Inside Llewyn Davis (2013)

Longevity is a rare thing in the motion picture business, but what makes the Coen Brothers 30 year career truly remarkable is the consistent quality of their work. Co-writing, editing, directing and producing nearly all of their films, the Coens have developed an instantly recognisable odd-ball aesthetic that seems as much at home in the labyrinthine plots of their crime films as it does in their comedies.

It’s perhaps to be expected that if you stick around as long as they have, people will begin to see recurring themes in your work. I’d argue that this is probably true of all creative artists, and that even the recognised masters of their craft are one trick ponies of a sort: consciously or unconsciously reworking the same themes, returning to the same places, people or periods throughout their careers. This is certainly true of the Coen’s work, whose films have (by and large) focussed on protagonists beset by self-inflicted tribulation usually brought about through their own naiveté or ignorance of the forces pitted against them. Think of H.I. and Ed, the childless couple from Raising Arizona who kidnap, loose and then try to recapture a new born baby, unaware that its millionaire father has set a maniacal bounty hunter on their trail. Or Tom Reagan, the protagonist of Miller’s Crossing who naively spares the life of a gangster he’s sent to kill and unwittingly sets himself up to be blackmailed by that very man. Consider too Norville Barnes from the Hudsucker Proxy, Barton Fink, Marge Gunderson from Fargo, The Dude from The Big Lebowski, Llewellyn Moss from No Country for Old Men – each in their own way repeats this pattern, leading themselves step by step towards greater danger; every plot twist by degrees more zany or thrilling depending on the genre.
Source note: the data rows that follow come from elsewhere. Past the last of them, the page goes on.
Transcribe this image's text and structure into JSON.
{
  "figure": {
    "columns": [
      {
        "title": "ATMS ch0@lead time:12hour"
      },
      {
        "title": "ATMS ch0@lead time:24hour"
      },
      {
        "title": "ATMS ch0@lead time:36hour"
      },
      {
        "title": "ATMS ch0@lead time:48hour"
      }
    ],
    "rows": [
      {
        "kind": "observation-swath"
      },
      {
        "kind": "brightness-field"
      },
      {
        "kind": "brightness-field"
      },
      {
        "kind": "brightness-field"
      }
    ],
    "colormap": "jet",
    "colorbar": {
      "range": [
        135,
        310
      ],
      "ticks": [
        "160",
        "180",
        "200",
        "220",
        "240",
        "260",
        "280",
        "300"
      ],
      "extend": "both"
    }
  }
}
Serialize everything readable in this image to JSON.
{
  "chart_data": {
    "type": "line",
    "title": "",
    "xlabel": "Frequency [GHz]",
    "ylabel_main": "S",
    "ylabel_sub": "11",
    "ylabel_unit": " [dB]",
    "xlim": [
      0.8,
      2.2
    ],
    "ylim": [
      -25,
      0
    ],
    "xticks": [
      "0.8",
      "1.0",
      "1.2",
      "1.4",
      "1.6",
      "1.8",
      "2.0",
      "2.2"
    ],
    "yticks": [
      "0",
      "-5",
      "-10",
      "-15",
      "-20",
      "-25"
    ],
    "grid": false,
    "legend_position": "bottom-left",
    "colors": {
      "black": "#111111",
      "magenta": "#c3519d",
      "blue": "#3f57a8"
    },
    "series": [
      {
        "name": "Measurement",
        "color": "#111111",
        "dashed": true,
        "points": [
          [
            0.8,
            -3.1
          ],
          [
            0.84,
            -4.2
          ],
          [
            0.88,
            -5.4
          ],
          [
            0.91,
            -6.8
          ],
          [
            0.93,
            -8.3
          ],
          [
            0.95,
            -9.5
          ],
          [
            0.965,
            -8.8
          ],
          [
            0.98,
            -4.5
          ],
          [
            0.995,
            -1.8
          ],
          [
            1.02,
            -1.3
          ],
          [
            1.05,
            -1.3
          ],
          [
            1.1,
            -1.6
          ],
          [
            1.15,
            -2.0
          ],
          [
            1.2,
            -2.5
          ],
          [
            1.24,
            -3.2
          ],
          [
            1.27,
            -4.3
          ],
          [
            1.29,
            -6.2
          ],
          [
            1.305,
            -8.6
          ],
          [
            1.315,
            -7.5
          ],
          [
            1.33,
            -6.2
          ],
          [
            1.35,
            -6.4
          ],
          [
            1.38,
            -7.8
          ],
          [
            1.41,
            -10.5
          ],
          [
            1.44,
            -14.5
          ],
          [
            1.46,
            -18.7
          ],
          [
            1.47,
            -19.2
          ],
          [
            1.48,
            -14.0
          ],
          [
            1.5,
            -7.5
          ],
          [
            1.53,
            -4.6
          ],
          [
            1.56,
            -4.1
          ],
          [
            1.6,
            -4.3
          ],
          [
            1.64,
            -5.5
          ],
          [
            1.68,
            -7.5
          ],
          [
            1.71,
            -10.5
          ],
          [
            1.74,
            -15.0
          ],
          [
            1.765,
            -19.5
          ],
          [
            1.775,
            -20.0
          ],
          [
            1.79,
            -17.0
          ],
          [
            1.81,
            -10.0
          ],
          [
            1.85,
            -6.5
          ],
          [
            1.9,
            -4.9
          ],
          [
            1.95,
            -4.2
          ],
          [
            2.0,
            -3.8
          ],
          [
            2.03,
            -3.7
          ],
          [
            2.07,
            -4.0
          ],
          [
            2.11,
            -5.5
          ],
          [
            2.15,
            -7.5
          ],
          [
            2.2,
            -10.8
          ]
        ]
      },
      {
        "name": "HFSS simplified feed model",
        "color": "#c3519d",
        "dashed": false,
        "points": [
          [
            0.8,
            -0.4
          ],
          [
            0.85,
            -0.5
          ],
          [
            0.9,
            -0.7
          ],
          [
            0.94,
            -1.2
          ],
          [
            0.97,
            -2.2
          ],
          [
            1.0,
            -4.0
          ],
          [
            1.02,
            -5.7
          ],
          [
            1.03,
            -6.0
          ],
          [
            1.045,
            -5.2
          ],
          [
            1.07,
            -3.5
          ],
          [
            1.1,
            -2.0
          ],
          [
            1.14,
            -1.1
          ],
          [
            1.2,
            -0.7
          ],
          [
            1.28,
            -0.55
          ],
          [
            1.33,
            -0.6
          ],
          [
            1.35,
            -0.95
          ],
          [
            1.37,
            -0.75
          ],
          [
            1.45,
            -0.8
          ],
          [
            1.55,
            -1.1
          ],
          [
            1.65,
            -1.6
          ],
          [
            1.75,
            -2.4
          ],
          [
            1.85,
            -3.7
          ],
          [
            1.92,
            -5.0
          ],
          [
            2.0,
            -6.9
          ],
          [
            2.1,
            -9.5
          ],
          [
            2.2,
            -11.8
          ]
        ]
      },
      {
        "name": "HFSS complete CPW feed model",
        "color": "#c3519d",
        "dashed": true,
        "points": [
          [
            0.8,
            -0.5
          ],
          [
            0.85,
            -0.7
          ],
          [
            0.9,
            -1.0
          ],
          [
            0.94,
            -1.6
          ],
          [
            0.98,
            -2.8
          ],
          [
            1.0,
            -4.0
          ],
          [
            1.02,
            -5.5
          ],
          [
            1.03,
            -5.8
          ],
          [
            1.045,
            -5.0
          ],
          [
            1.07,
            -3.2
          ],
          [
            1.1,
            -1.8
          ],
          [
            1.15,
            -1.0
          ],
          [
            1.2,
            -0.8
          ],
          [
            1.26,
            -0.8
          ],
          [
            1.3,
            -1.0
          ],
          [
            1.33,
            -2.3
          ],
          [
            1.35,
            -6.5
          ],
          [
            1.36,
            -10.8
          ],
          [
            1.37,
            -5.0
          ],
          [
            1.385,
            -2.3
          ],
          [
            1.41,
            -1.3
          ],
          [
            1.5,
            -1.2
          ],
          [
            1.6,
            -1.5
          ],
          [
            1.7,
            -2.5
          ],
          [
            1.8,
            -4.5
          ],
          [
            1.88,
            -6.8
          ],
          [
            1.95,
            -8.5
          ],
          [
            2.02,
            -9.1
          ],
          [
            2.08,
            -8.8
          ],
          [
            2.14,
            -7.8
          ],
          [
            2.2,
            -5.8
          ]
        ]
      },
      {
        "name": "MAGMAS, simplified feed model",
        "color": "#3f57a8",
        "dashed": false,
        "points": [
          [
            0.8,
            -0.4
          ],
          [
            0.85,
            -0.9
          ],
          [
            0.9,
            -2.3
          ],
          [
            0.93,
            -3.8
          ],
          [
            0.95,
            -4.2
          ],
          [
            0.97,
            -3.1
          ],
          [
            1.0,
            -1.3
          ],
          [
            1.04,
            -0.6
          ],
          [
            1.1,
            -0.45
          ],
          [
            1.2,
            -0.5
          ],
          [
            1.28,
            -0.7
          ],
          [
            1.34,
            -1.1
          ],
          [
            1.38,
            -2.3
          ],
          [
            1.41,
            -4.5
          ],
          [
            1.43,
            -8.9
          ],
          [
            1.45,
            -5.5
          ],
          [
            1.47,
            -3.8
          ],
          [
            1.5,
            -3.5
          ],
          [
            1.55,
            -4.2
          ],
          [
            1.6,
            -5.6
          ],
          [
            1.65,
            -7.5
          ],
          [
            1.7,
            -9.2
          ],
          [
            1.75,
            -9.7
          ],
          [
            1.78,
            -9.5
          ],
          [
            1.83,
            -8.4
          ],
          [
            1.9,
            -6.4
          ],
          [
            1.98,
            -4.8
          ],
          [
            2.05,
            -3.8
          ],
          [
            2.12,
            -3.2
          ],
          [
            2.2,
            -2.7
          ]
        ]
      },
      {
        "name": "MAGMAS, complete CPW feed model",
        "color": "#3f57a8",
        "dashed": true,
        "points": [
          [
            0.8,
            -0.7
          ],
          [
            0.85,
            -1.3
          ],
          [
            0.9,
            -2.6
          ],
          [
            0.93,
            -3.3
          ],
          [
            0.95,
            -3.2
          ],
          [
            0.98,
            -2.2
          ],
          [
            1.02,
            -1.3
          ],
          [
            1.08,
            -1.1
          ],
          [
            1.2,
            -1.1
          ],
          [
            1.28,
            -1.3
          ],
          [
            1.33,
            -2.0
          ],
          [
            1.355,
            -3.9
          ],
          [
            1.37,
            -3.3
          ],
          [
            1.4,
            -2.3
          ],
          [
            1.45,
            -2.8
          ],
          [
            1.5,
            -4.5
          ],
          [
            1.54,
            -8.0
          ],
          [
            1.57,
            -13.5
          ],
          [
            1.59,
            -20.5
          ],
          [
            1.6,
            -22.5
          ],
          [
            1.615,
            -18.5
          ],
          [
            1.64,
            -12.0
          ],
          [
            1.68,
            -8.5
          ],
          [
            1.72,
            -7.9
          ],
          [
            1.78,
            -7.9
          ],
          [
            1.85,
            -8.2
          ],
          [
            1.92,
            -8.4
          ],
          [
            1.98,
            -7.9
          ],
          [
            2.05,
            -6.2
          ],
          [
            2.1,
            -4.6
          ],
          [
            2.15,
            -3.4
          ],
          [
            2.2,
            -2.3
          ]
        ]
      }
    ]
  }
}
It’s classic screenplay structure. But then the Coens’ catalogue is steeped in classic genre conventions: kidnappings, chases, femme fatales, double crossings. This affinity for the tropes of classic cinema is also evident in their choice of genre (screwball comedy, noir, western), the period setting for their films and the material they’ve remade (The Ladykillers, The Man Who Wasn’t There, True Grit). But the Coens have also drawn inspiration from literary sources over the years. In particular, Homer’s epic poem The Odyssey – about Odysseus’ 10 year journey back home to reclaim his place as King of Ithaca – stands outs as key to understanding the Coen’s most recent work, Inside Llewyn Davis.

Like Odysseus, Llewyn was once a sea-farer. The son of a merchant mariner, he’s left behind his father’s profession to pursue his love of music and finds some early success as one half of a duo on the burgeoning Greenwich Village folk music scene. Since his partner’s unexplained suicide, however, money has dried up and Llewyn has been adrift – lost as Homer was at sea – wandering from sofa to sofa through the snow covered streets of lower Manhattan. That wintry Village mileu – immortalised on the cover of The Freewheelin’ Bob Dylan – immediately suggests the sullen and broody stasis that threatens to overpower Llewyn if he isn’t able to regain his sense of direction. For the moment though, like Odysseus and Dylan’s Rolling Stone, there is no direction home. And it is here that his Odyssey begins.

One of the film’s triumphs is that it takes us inside Llewyn Davis by means of his songs. Unusually, we are shown Llewyn’s live performances in full. The Coen’s excel at creating the atmosphere of the times: ernest young men and women disillusioned by their parent’s conservatism and hypocrisy, gathering together in clubs like The Gaslight Cafe and Gate of Horn (both of which feature in the film) to reclaim a sense of meaning and purpose through traditional folk songs. In this liberal, egalitarian world, the folk singer fashions the crowd’s dreams; dreams that pass (as Penelope says in The Odyssey) ‘through the gate of polished horn’, bringing true fulfilment. But for Llewyn, whose talent is undeniable and uncompromising, his dreams of fame and success are more like the ones that pass through Penelope’s “gates of sawn ivory”: “shadowy dreams” that “deceive men, bringing words that find no fulfilment.” It would all be so terribly despairing, if it wasn’t so funny. For Llewyn’s crisis is never knowingly as existential as this. It’s the little things that get to him. That darn cat, Ulysses, for instance. The backing vocal to his duo’s hit song. His pregnant lover.

It’s a beautiful film – gorgeously lit, with strange little interludes and a terrific central performance by Oscar Isaac – that I’m sure will grow on me even more with subsequent viewings. I didn’t walk away from it immediately thinking it was a masterpiece – Barton Fink and Raising Arizona are better and still remain my favourites – but it stimulated a great post-film conversation about the compulsion to create, the ubiquity of failure and the terror of deferring your dreams. I can’t tell you how strongly this resonated with me. I highly recommend you see it.